Kyrgyzstan requested Russia extradite former President Askar Akayev's son Aidar

Kyrgyzstan has requested that Russia extradite former President Askar Akayev's son Aidar, who is accused of extortion and money laundering, the chief prosecutor said Tuesday. Aidar Akayev, an elected member of parliament, fled Kyrgyzstan along with his parents during the March uprising that ousted his father. He has retained his seat in parliament but was stripped of parliamentary immunity from prosecution.

The younger Akayev has said that the criminal investigation against him is politically driven. "Aidar Akayev must be arrested. He is in Russia," Chief Prosecutor Kambaraly Kongantiyev told reporters. "We have requested (Russian authorities) to provide assistance in detaining (him)."

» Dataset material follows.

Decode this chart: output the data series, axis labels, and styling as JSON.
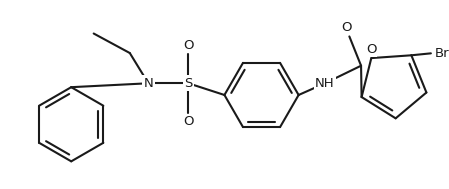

Kongantiyev could not say whether Akayev had been arrested in Russia. Defense Minister Esen Topoyev, believed to be working at a Russian military unit, is also wanted in Kyrgyzstan for alleged corruption, Kongantiyev said.

The prosecutor also defended his decision last week to hand over a Kazakh opposition youth activist to authorities there, saying there was no official information to indicate he is being persecuted for political reasons.

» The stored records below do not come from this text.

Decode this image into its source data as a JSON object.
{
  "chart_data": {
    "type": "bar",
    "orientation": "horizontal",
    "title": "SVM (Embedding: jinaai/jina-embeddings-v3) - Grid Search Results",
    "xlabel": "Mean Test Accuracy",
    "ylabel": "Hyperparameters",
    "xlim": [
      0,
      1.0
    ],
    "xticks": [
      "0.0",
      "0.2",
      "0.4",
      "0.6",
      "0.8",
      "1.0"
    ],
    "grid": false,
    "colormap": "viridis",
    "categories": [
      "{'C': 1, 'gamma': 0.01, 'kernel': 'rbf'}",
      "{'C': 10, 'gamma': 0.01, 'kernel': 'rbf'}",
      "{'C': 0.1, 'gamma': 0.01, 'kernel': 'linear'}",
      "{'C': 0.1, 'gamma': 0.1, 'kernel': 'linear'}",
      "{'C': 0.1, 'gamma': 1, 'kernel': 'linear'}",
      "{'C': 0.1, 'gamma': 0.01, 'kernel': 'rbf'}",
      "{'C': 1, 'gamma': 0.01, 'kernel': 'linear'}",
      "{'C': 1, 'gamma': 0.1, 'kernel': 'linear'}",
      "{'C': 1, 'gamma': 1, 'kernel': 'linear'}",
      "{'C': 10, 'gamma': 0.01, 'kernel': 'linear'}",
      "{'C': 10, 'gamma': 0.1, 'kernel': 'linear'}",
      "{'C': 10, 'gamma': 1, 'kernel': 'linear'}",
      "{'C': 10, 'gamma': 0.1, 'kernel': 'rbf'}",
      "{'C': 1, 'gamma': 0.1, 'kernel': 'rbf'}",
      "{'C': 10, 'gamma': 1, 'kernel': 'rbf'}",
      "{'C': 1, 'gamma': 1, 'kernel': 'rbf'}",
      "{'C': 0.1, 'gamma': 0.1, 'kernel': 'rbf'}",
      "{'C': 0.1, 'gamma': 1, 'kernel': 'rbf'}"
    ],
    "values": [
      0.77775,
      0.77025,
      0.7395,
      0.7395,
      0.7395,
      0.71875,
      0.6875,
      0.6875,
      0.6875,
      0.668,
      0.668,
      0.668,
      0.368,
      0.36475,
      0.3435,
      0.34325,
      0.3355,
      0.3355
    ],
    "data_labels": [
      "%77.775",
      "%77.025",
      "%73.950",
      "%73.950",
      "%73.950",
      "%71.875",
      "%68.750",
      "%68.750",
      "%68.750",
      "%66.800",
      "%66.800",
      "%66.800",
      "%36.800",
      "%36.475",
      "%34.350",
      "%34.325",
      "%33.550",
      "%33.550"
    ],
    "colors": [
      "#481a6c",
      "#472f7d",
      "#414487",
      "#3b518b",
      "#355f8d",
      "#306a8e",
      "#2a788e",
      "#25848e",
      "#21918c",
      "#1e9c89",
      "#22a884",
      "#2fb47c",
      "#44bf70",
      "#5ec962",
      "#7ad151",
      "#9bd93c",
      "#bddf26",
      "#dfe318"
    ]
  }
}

Makhambet Abzhan had moved to the Kyrgyz capital, Bishkek, in September, fearing persecution for his political activity in the run-up to this month's Kazakh presidential election. He faces embezzlement charges at home that his supporters claim are politically motivated. He was extradited on Friday.

Kongantiyev also said that the extradition of five Uzbek refugees being held in Kyrgyz police custody and wanted for alleged crimes at home would be decided by the courts.

The five Uzbeks, who crossed into Kyrgyzstan after a bloody government crackdown in May, were arrested in the southern city of Osh at Uzbek authorities' request. The United Nations has recognized four of them as refugees and said their extradition would violate international law.

Kyrgyzstan's Migration Committee, however has denied asylum to four of them. They are appealing the decision. "According to documents provided by Uzbek authorities, they have committed crimes," Kongantiyev told reporters. "If the court upholds the Migration Committee's decision to deny them refugee status, the Uzbek citizens will be handed over."

Khurnisa Makhaddinova, senior attorney of the Adilet legal firm that deals with human rights cases, said the application of the fifth Uzbek for asylum has not yet been considered, reports the AP. I.L.